О, эта приверженность к поиску правды! Костомаров никак не желал понять, что правда историческая и правда политическая — две разные правды. Он слущивал шелуху наслоений с картин прошлого, но властям нужен был неочищенный от шелухи портрет народных героев! Впрочем, Сусаниным историк не ограничился. В тех же «Отечественных записках» он опубликовал статью «Великорусские вольнодумцы XVI века». Это было, по его объяснению, историческое исследование о признаках религиозного волнения умов в Московской Руси в царствование Ивана Грозного, выразившегося мнениями Матвея Башкина, игумена Артемия, дьяка Висковатого и Феодосии Косого. Из них, по его мнению, только за Косым можно было признать действительные еретические мнения; другие лица осуждены были в ереси отчасти по недоразумению, отчасти по невежеству судей. Тут нападок было меньше, но истыми патриотами исследование считалось вредным. В конце концов, не выдержав журнальных нападок, ученый разразился серией статей. «Так, по поводу поднятых против меня в Москве возражений на мои исторические взгляды я написал статью „Правда москвичам о Руси", по поводу новых польских выходок там же напечатал „Правду полякам о Руси". Вслед за появлением этой статьи я стал получать из разных мест анонимные письма от поляков с угрозами смерти; одно из этих писем заключалось словом „готовьтесь! По поводу вопроса об отношениях иудеев к русскому, и преимущественно малорусскому племени в „Основе" же я напечатал статью „Иудеям". Последняя статья задела за живое некоторых лиц иудейского племени, и я получил из плева от одного из них укорительное, хотя и дружелюбное письмо, в котором автор письма доказывал, что иудеи — сущие благодетели малорусов, и огорчался тем, что я дозволил себе употреблять название „жиды". Я отвечал этому господину, что сомневаюсь насчет благодетельности иудеев, а что касается до слова „жиды", то обещаю вперед не употреблять этого слова, а писать „иудеи". Этот корреспондент милостиво согласился, что „иудеи" звучит лучше, но пошли потоком письма от других „иудеев", которые были не согласны».
В статьях на современную ему тему Костомаров умудрялся наговорить такого, что только больше разжигало эмоции. К счастью, на этих трех статьях, где всем и обо всем он открыл правду, историк остановился и снова обратился к интересующей его старине.

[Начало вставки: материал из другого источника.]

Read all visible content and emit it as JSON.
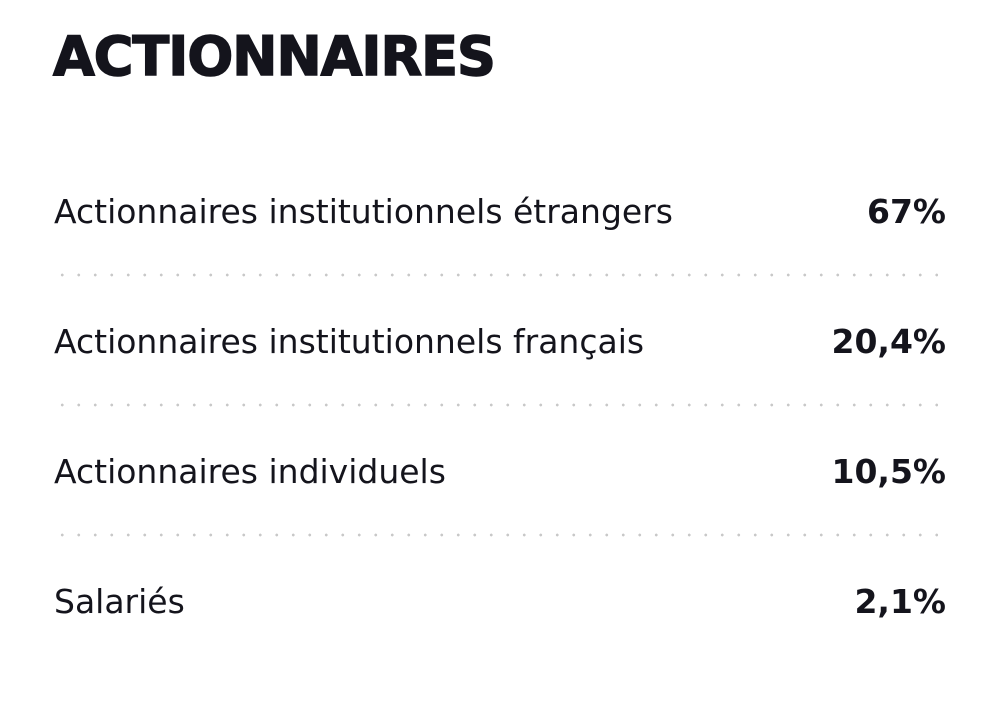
{
  "header": {
    "title": "ACTIONNAIRES"
  },
  "table": {
    "rows": [
      [
        "Actionnaires institutionnels étrangers",
        "67%"
      ],
      [
        "Actionnaires institutionnels français",
        "20,4%"
      ],
      [
        "Actionnaires individuels",
        "10,5%"
      ],
      [
        "Salariés",
        "2,1%"
      ]
    ]
  }
}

«Печатая мою историю Новгорода и Пскова, — писал он, — я в ту же осень принялся заниматься историею Смутного времени Московского государства в начале XVII века, и, каждый день посещая Публичную библиотеку, изучал источники эпохи, которую предполагал обработать. Во всей древней севернорусской истории не было такого другого периода, в котором бы народ был до такой степени предоставлен самому себе и собственными силами должен был отстаивать свое политическое, общественное и религиозное существование от внешних нападений и внутренних неурядиц и где он невольно должен был показать весь запас собственных духовных сил, необходимых для своего спасения. Эпоха эта, страшная и кровавая, заключала в себе утешительного то, что народ, перенесший ее, вышел из нее с торжеством, отстоявши, по крайней мере, свою независимость и свой общественный строй с теми началами, с какими установился прежде…Приступая к Смутному времени, я был верен себе и своей задаче работать над историею народа. Я работал над эпохою Хмельницкого и Выговского, где главным образом выказывалась деятельность народной массы; меня увлекала история Новгорода и Пскова, где также на первом плане была народная масса; меня заняла сильно эпоха дикой самодеятельности народа, проявившейся в бурное восстание Стеньки Разина. Точно по тем же побуждениям изучать и выражать в истории народную жизнь принялся я и за Смутное время Московского государства в начале XVII века.
В начале 1863 года я съездил на непродолжительное время в Москву, где систематически осмотрел все монастыри и много церквей, имевших историческое значение, а по возвращении оттуда выпустил в свет свою историю Новгорода и Пскова, давши ей название „Севернорусские народоправства"… по выпуске его в свет я получил от некоторых знакомых мне ученых лиц замечание, что название „Севернорусские народоправства" слишком вычурно, с чем я мало-помалу согласился и впоследствии перепечатал заглавный листок, давши этому сочинению другое название, гораздо проще: „История Новгорода, Пскова и Вятки". Впрочем, первоначальное название остается для меня предпочтительнее. Сочинение это встречено от некоторых с похвалою, от других с упреками; иные видели у меня исключительное пристрастие к Новгороду, поклонение его свободе, других коробило то, что я указывал на сходство древнего новгородского наречия с малорусским и на этом основании делал предположение о древнем сродстве новгородцев с южнорусским племенем». На это сравнение великорусские патриоты могли только злобно шипеть. Впрочем, особенного шипа тут не было. Но Костомарову ли не превратить тихий шип в звериный рев?